New TPB blitz circles 2,700 SMSF trustees
Tax agents who are also SMSF trustees have been put on notice by the Tax Practitioners Board, as part of a major compliance campaign officially launched this morning.
The TPB’s new debt and lodgement project will focus on tax agents with personal tax debts and no payment plans, and outstanding lodgements including of their income tax and SMSF annual returns.
About 2,700 practitioners who are trustees of their SMSFs currently have outstanding SMSF annual returns. Persistent lodgement failure could compromise trustee duties, which trustees agree to abide by on their initial fund declaration form.
“A person’s fitness and propriety to act as a tax agent… can have a knock-on impact on their fitness to act as a trustee,” said secretary and chief executive of the TPB, Michael O’Neill, who was appointed in August.
The program will be fully rolled out in February next year, and tax agents have until then to remedy their affairs.
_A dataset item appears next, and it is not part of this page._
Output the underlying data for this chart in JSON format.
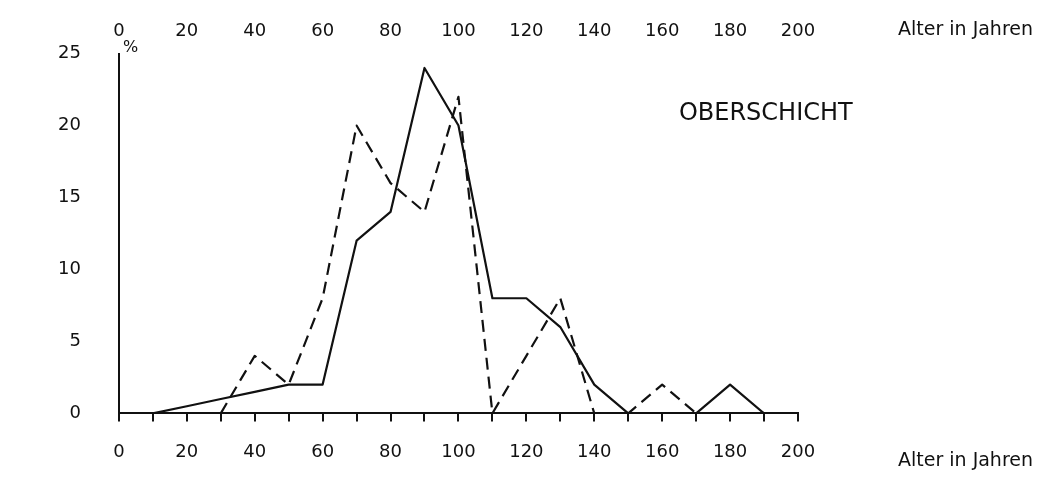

There is no amnesty period; rather, tax agents will be looked upon more favourably if they communicate and cooperate with the regulators.
On the radar
Tax agents with outstanding lodgement for the SMSFs have already been circled by the ATO in the last fortnight for compliance activity in 2019.
More broadly, late SMSF annual return lodgement has also been an ongoing area of focus for the ATO for several years, which has lowered the overall rate of non-lodgement.
In October last year, the tax office found that non-lodgement rates for the SMSF sector reached critical levels, with about 40,000 funds at risk of being made non-compliant.